Para basmanın dayanılmaz cazibesi

Haberin Devamı

Yarın TÜİK ikinci çeyrek milli gelirini açıklıyor. Piyasa büyümeyi ikinci çeyrekte yüzde 3.3, 2012’de yüzde 3.1 öngörüyor. Ben ikinci çeyreğin yüzde 4’ü aşmasını bekliyorum. 2012 için yılbaşında yüzde 4.5 dedim. Revizyon gerekebilir.

Temmuz ödemeler dengesi sonuçları da yarın çıkıyor. Piyasa cari işlemler açığını 4.1 milyar dolar hesaplıyor. Katılıyorum. Yıl sonu tahmini de 61 milyar dolara geriledi. Bana 60 milyar doların altı daha makul geliyor.

Davos toplantılarını düzenleyen Dünya Ekonomik Forumu’nun Küresel Rekabet Raporu 2012-13 yayınlandı. Türkiye geçen yıla göre sıralamada 16 sıra atlayıp 43’e yükseldi. İtalya’ya (42) ve Polonya’ya (41) yetişti.

Rapor başarılı performansı hızlı büyümeye, mali istikrara ve kurumsal çerçevedeki gelişmelere atfediyor. Rekabetçi ve büyük iç piyasayı vurguluyor. Ama eğitimde ve emek piyasasında yetersizliğin rekabet gücünü azalttığını hatırlatıyor.

Bas parayı, kurtul...

Köroğlu’na nazire, “kağıt para icat oldu, mertlik bozuldu!” diyebiliriz. Hoş, artık para basmak için banknot matbaasına da ihtiyaç kalmadı. Parmakları bilgisayar klavyesinin üzerinde dolaştırmak yetiyor.

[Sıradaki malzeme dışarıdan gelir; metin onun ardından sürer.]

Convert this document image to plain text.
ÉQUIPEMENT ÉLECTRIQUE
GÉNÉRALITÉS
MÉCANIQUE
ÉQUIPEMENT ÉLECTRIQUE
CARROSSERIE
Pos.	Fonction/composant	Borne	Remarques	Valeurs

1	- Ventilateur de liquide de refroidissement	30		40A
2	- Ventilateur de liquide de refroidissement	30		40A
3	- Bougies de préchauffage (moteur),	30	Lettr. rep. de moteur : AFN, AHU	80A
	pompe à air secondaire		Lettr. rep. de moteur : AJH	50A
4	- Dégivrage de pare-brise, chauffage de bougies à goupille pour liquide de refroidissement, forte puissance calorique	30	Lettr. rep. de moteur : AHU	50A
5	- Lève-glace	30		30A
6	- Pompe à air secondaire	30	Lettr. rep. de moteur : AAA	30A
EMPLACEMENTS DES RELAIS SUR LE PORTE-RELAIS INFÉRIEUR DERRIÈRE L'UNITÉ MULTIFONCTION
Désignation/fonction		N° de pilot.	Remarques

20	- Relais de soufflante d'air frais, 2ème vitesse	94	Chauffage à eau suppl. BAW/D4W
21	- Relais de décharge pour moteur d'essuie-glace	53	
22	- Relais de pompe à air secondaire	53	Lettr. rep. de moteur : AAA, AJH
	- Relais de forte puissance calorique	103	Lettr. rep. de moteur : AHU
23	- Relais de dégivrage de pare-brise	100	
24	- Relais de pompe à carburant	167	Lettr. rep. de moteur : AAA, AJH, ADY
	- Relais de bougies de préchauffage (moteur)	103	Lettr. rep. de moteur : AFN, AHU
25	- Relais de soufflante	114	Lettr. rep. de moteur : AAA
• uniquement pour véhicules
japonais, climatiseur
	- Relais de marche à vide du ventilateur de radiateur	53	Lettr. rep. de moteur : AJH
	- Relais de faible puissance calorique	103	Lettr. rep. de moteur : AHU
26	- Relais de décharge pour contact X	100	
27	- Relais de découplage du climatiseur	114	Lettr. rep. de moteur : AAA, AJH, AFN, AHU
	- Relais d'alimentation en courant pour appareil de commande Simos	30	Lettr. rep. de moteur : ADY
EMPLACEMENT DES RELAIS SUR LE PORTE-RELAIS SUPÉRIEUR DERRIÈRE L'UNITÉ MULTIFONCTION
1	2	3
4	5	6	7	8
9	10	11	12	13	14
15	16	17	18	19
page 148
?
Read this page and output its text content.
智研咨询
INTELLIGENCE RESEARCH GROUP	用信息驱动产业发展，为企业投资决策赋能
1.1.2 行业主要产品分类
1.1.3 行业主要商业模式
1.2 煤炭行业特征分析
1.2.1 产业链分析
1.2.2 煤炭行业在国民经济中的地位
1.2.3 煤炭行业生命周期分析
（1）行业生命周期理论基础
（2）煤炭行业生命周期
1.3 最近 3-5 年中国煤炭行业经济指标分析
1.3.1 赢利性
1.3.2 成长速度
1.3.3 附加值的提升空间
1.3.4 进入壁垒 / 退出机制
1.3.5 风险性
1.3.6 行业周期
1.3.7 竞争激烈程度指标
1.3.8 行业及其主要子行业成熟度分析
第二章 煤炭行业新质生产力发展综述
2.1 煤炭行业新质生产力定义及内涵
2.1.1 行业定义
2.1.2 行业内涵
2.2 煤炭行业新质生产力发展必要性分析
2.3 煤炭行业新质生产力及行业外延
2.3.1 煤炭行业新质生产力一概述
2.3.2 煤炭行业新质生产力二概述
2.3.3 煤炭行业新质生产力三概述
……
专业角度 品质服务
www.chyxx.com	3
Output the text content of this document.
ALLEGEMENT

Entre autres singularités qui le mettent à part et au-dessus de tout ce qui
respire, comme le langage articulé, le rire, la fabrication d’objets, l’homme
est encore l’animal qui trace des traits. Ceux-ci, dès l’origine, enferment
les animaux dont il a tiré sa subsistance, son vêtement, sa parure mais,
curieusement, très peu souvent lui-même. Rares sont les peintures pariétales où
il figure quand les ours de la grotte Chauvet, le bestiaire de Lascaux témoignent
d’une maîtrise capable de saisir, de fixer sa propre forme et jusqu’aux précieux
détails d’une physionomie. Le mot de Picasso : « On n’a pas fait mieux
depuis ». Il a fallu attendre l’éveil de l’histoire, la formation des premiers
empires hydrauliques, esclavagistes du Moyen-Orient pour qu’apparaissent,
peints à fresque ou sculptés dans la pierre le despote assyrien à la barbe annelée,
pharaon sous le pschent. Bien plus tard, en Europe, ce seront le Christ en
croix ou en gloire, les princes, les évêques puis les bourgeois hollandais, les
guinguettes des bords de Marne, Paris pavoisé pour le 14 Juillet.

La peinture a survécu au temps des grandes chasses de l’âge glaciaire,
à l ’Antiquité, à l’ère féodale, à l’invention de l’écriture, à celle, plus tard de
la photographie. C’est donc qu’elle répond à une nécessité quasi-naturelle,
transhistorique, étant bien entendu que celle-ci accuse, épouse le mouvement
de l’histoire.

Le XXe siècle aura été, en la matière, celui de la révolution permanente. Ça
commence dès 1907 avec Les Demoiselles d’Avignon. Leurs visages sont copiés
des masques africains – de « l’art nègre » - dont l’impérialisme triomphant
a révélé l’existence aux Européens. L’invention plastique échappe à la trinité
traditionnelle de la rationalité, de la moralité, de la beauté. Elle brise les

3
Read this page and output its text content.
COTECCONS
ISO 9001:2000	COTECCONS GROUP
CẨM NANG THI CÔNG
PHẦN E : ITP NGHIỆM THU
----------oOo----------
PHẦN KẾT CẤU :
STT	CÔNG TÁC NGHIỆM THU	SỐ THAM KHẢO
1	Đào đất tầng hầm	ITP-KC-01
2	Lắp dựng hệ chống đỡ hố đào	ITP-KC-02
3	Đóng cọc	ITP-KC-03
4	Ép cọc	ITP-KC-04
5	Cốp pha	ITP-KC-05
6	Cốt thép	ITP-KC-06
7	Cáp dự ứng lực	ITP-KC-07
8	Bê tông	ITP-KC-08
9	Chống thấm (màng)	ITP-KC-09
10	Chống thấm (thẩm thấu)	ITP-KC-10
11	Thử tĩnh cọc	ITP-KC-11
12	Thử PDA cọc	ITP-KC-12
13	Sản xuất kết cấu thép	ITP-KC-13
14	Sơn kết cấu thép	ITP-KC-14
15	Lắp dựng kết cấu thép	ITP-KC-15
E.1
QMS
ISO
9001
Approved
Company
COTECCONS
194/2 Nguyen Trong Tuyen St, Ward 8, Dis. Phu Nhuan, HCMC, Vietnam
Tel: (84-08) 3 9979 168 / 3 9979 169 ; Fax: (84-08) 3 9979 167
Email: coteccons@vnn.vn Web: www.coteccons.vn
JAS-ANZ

Olacak, oluyor, olmak üzere derken, Süper Mario nihayet bombayı patlattı. Avrupa Merkez Bankası’nın (AMB) tahvil alım programını tavan koymaksızın başlattığını açıkladı. Mali piyasaların sevinci anında borsalara ve faizlere yansıdı. Euro değer kazandı.

Olayın buraya geleceği baştan itibaren biliniyordu. Daha önce çok yazıldı. Olayın iki boyutu var. Biri siyasidir. Euronun dağılması Avrupayı siyasi birliğe taşıyan sürecin de sonu olabilir. Dolayısı bıçak kemiğe dayandığında bir şekilde uzlaşma sağlanır.

Diğeri tekniktir. Mali krizin kısa dönemde tek ilacı para basmaktır. Böylece karşılığı olmadığı korkusu ile piyasanın istemediği mali varlıklar Merkez Bankasının aktifine taşınır. Yani karşılık riski kamuya aktarılır.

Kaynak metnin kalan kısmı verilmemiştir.